Robin Williams: The late, great Robin Williams, who has amassed a massive and diverse filmography started as a stand-up comedian in San Francisco and Los Angeles in the mid-1970s, and is credited with leading San Francisco's comedy renaissance. While performing at a club in Los Angeles in 1977, Williams caught the attention of TV producer George Schlatter, who asked him to appear in a revival of his 'Laugh-In' show, which would become the future actor's debut TV performance.
After that, Robin Williams continued to perform stand-up comedy at various clubs and sharpened his improvisational skills, which would later become his trademark. He drew influences from comedy legends Peter Sellers, Dudley Moore and Peter Cook.
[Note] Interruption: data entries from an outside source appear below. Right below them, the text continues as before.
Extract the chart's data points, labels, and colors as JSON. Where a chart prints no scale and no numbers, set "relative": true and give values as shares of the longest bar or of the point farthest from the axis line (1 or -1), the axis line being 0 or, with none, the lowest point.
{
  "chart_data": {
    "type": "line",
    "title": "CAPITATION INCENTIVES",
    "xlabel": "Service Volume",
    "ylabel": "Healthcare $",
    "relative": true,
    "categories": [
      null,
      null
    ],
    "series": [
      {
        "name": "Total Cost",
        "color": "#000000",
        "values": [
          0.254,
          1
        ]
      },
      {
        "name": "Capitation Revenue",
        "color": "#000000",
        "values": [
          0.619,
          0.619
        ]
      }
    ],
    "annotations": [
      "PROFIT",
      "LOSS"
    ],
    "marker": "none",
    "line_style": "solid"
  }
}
In an interview with Sir Michael Parkinson in 2002, Robin Williams said he was also influenced by Richard Pryor's fearless ability to talk about his personal life on stage, with subjects including his use of drugs and alcohol, and Williams added those kinds of topics during his own performances.
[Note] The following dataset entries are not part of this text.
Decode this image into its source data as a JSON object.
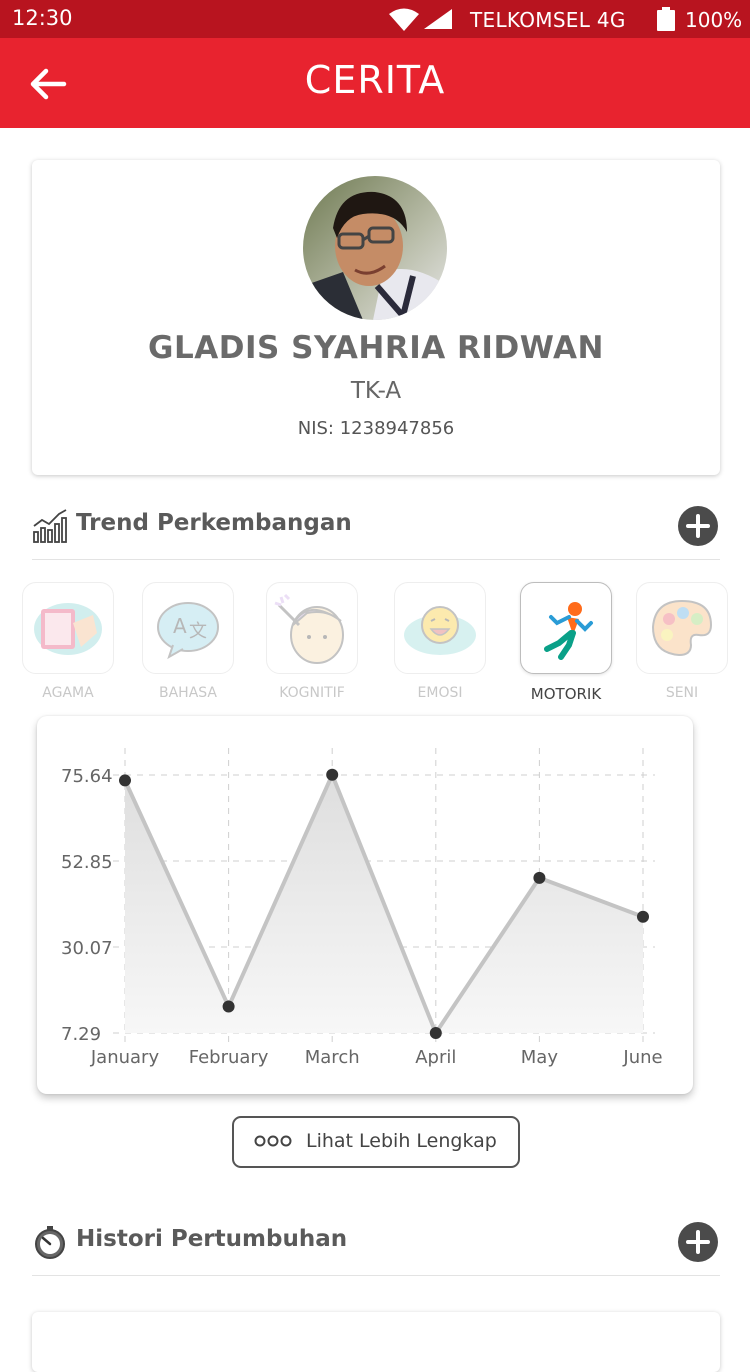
{
  "status_bar": {
    "time": "12:30",
    "carrier": "TELKOMSEL 4G",
    "battery": "100%",
    "icons": [
      "wifi-icon",
      "signal-icon",
      "battery-icon"
    ]
  },
  "app_bar": {
    "title": "CERITA",
    "back_icon": "arrow-left-icon",
    "color": "#e8232f"
  },
  "profile": {
    "name": "GLADIS SYAHRIA RIDWAN",
    "class": "TK-A",
    "nis": "NIS: 1238947856"
  },
  "trend_section": {
    "title": "Trend Perkembangan",
    "icon": "trend-chart-icon",
    "add_icon": "plus-circle-icon"
  },
  "categories": [
    {
      "label": "AGAMA",
      "icon": "praying-book-icon",
      "active": false
    },
    {
      "label": "BAHASA",
      "icon": "language-bubble-icon",
      "active": false
    },
    {
      "label": "KOGNITIF",
      "icon": "thinking-head-icon",
      "active": false
    },
    {
      "label": "EMOSI",
      "icon": "emotion-face-icon",
      "active": false
    },
    {
      "label": "MOTORIK",
      "icon": "running-person-icon",
      "active": true
    },
    {
      "label": "SENI",
      "icon": "paint-palette-icon",
      "active": false
    }
  ],
  "chart_data": {
    "type": "area",
    "categories": [
      "January",
      "February",
      "March",
      "April",
      "May",
      "June"
    ],
    "values": [
      74.2,
      14.3,
      75.7,
      7.3,
      48.4,
      38.1
    ],
    "y_ticks": [
      "75.64",
      "52.85",
      "30.07",
      "7.29"
    ],
    "ylim": [
      7.29,
      75.64
    ],
    "grid": true,
    "line_color": "#c4c4c4",
    "point_color": "#333333"
  },
  "more_button": {
    "label": "Lihat Lebih Lengkap",
    "icon": "three-dots-icon"
  },
  "history_section": {
    "title": "Histori Pertumbuhan",
    "icon": "stopwatch-icon",
    "add_icon": "plus-circle-icon"
  }
}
After rising to fame as Mork in the sitcom Mork & Mindy (1978–82), in which Williams played the alien Mork, he made his film debut in the musical comedy Popeye (1980). Robin Williams also starred or co-starred in widely acclaimed films, including, 'The World According to Garp' (1982), the war comedy 'Good Morning, Vietnam' (1987), the dramas 'Dead Poets Society' (1989) and 'Awakenings' (1990), the comedy-drama 'The Fisher King' (1991), a voice role in the animated musical fantasy 'Aladdin' (1992), the drama 'Good Will Hunting' (1997), and the psychological thriller 'One Hour Photo' (2002), as well as financial successes such as the fantasy adventure film 'Hook' (1991), the comedy 'Mrs. Doubtfire' (1993), the fantasy adventure 'Jumanji' (1995), the comedy 'The Birdcage' (1996), and the fantasy adventure-comedy 'Night at the Museum' (2006).